As memórias de Olga representam, também, uma exibição de cosmopolitismo chique e aristocrático: do Brasil, onde privou com toda a aristocracia, a Nova Iorque, e, na Europa, de Madrid a Paris, sem esquecer muitos outros países e capitais e uma peregrinação a Lourdes. Mais os 30 anos do que denominou “um afeto perfeito” com a baronesa de Zuylen, filha dos barões de Rothschild, que ajudou a sair da França ocupada pelos nazis e que, só assim, foi salva das “torturas de Dachau”. Cinematográfica e terna é a descrição do modo como a baronesa, que partira antes de Biarritz, esperou pela amiga, muito provavelmente sua amante, na fronteira espanhola, junto ao seu Rolls Royce. Vieram juntas para Portugal, mas acabaram nos Estados Unidos. Finda a Guerra, voltaram ambas para Lisboa.
Foi sobre a Lisboa do final dos anos 40 que escreveu: “Não me habituo, não me habituarei nunca, a esta espécie de aridez mental a que parecemos voluntariamente condenar-nos, a este ambiente de ‘senhoras vizinhas’ que tudo rege segundo os seus códigos do preconceito, a este ‘parece mal’, a esta singular suspeita necessária ou ácida desconfiança com que andamos todos a olhar uns para os outros” (“As Minhas Memórias”, Portugália Editora, 1948, pp. 354-355).
Segundo as mesmas memórias, teriam também de ser considerados, na geração anterior, Eça, Fialho, Ramalho e Bordalo; os seus contemporâneos Malheiro Dias, Lopes Vieira, José de Figueiredo e Raul Lino; e, ainda, Leitão de Barros, João Couto, Diogo de Macedo, Aquilino (com a sua “rudeza nativa”), Amélia Rey Colaço e João Villaret.
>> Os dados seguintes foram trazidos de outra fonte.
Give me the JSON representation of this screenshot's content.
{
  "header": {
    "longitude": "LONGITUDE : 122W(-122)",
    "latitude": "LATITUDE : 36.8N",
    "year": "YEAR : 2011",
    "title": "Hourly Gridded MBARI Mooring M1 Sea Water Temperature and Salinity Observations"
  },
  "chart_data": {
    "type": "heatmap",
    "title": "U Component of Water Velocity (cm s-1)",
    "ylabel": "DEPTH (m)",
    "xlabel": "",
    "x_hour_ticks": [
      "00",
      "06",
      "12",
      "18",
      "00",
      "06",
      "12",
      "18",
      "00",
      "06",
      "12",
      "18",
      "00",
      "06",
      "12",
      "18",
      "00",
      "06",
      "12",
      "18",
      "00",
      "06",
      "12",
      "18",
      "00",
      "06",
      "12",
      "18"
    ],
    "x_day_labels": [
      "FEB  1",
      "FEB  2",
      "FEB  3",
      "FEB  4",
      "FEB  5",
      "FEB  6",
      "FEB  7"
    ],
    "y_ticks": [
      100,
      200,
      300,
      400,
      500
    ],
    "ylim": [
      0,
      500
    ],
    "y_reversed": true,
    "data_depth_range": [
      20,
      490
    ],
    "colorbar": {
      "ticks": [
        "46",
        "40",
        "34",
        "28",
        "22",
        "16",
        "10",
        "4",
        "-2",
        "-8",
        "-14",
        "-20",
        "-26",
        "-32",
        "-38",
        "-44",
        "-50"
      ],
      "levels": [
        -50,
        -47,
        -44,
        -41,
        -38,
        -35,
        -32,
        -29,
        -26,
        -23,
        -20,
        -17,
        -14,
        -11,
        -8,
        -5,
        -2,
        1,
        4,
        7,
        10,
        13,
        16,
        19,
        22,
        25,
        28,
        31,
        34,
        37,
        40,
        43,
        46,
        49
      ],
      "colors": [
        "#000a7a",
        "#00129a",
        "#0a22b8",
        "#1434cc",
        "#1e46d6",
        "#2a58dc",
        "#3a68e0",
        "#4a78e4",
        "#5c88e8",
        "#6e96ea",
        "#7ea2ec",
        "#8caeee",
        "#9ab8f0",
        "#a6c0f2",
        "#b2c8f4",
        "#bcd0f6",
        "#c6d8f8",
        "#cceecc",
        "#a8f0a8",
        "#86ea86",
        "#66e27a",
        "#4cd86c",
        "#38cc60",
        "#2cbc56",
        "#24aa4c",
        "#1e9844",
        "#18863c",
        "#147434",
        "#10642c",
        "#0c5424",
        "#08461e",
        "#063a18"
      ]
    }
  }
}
Quanto a salões, que não faltavam em nenhuma cidade que se prezasse, só contava com as exceções de quem abria as suas requintadas casas aos artistas: a marquesa de Cadaval, cujo trabalho pela elevação do gosto musical continua a ser hoje reconhecido de modo consensual; e Elisa de Sousa Pedroso, filha dos condes de Carnaxide e presidente do Círculo de Cultura Musical (à qual já dedicara uma nota em “Arte, Literatura & Viagens”, Livraria Central, 1909, pp. 59-63).
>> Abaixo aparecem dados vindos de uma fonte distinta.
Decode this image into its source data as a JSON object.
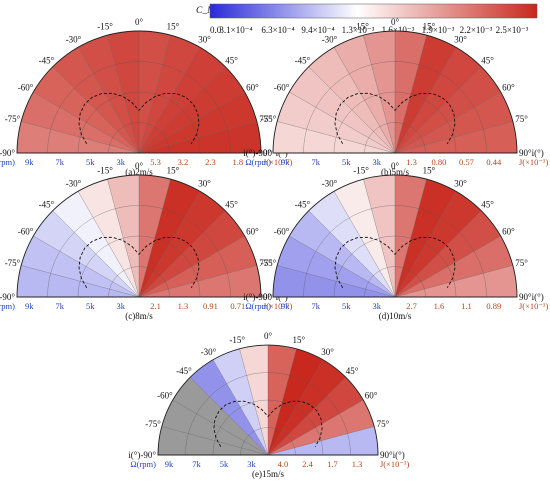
{
  "colorbar": {
    "label": "C_Mz",
    "ticks": [
      "0.0",
      "3.1×10⁻⁴",
      "6.3×10⁻⁴",
      "9.4×10⁻⁴",
      "1.3×10⁻³",
      "1.6×10⁻³",
      "1.9×10⁻³",
      "2.2×10⁻³",
      "2.5×10⁻³"
    ],
    "range": [
      0.0,
      0.0025
    ],
    "colors": {
      "low": "#2a2ad8",
      "mid": "#ffffff",
      "high": "#c8281e"
    }
  },
  "angle_ticks": [
    "-90°",
    "-75°",
    "-60°",
    "-45°",
    "-30°",
    "-15°",
    "0°",
    "15°",
    "30°",
    "45°",
    "60°",
    "75°",
    "90°"
  ],
  "axis_label": "i(°)",
  "rpm_label": "Ω(rpm)",
  "chart_data": [
    {
      "type": "heatmap",
      "caption": "(a)2m/s",
      "rpm_ticks": [
        "9k",
        "7k",
        "5k",
        "3k"
      ],
      "adv_ticks": [
        "5.3",
        "3.2",
        "2.3",
        "1.8"
      ],
      "adv_unit": "J(×10⁻²)",
      "fill": [
        0.78,
        0.82,
        0.85,
        0.88,
        0.9,
        0.92,
        0.9,
        0.92,
        0.94,
        0.95,
        0.96,
        0.97
      ]
    },
    {
      "type": "heatmap",
      "caption": "(b)5m/s",
      "rpm_ticks": [
        "9k",
        "7k",
        "5k",
        "3k"
      ],
      "adv_ticks": [
        "1.3",
        "0.80",
        "0.57",
        "0.44"
      ],
      "adv_unit": "J(×10⁻¹)",
      "fill": [
        0.55,
        0.58,
        0.6,
        0.62,
        0.66,
        0.72,
        0.82,
        0.95,
        0.92,
        0.9,
        0.88,
        0.86
      ]
    },
    {
      "type": "heatmap",
      "caption": "(c)8m/s",
      "rpm_ticks": [
        "9k",
        "7k",
        "5k",
        "3k"
      ],
      "adv_ticks": [
        "2.1",
        "1.3",
        "0.91",
        "0.71"
      ],
      "adv_unit": "J(×10⁻¹)",
      "fill": [
        0.3,
        0.32,
        0.36,
        0.42,
        0.52,
        0.62,
        0.8,
        0.98,
        0.96,
        0.92,
        0.86,
        0.8
      ]
    },
    {
      "type": "heatmap",
      "caption": "(d)10m/s",
      "rpm_ticks": [
        "9k",
        "7k",
        "5k",
        "3k"
      ],
      "adv_ticks": [
        "2.7",
        "1.6",
        "1.1",
        "0.89"
      ],
      "adv_unit": "J(×10⁻¹)",
      "fill": [
        0.22,
        0.25,
        0.3,
        0.38,
        0.5,
        0.6,
        0.8,
        0.98,
        0.96,
        0.9,
        0.82,
        0.72
      ]
    },
    {
      "type": "heatmap",
      "caption": "(e)15m/s",
      "rpm_ticks": [
        "9k",
        "7k",
        "5k",
        "3k"
      ],
      "adv_ticks": [
        "4.0",
        "2.4",
        "1.7",
        "1.3"
      ],
      "adv_unit": "J(×10⁻¹)",
      "fill": [
        null,
        null,
        null,
        0.22,
        0.35,
        0.55,
        0.85,
        1.0,
        0.98,
        0.92,
        0.8,
        0.3
      ]
    }
  ]
}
O snobismo extremo de Olga de Moraes Sarmento explica a sua capacidade para abraçar causas emancipatórias. Fosse do ponto de vista do género e, mais concretamente, da sua relação com a baronesa de Rothschild. Fosse em relação às desigualdades raciais, fundadas na escravatura. Tal como escreveu, ainda jovem: “A emancipação dos escravos da América do Norte deve-se a Henriqueta Stowe que, com a publicação do seu belo livro, ‘Uncle Tom’s Cabin’ — genial criação cuja influência social foi tanta que podemos considerá-la como um dos mais importantes agentes da realização desse passo gigantesco do progresso e da civilização” (“Problema Feminista”, Lisboa, 1906, pp. 33-34).
CONSERVADORAS E ESCRITORAS
Fernanda de Castro (1900-1994), mulher de António Ferro, conta nas suas memórias que a sua iniciação no campo literário fora feita graças às leituras e encorajamentos que merecera de Branca de Gonta, de Luzia Grande e do conde de Sabugosa. Luzia (1875-1945) é, nas mesmas memórias, equiparada a Katherine Mansfield, com quem tinha “parecenças de irmã”. Fernanda de Castro e Teresa Leitão de Barros (1898-1983) — esta, nas suas funções de testamentária literária oficial — publicaram uma única obra póstuma de Luzia, intitulada “Dias Que Já Lá Vão” (1946). Trata-se de um livro que integrou a coleção da Tavares Martins, dirigida por António Ferro, composta tanto por traduções, como por originais, e que, pelo menos na sua programação, chegou a contar com a colaboração de outras mulheres.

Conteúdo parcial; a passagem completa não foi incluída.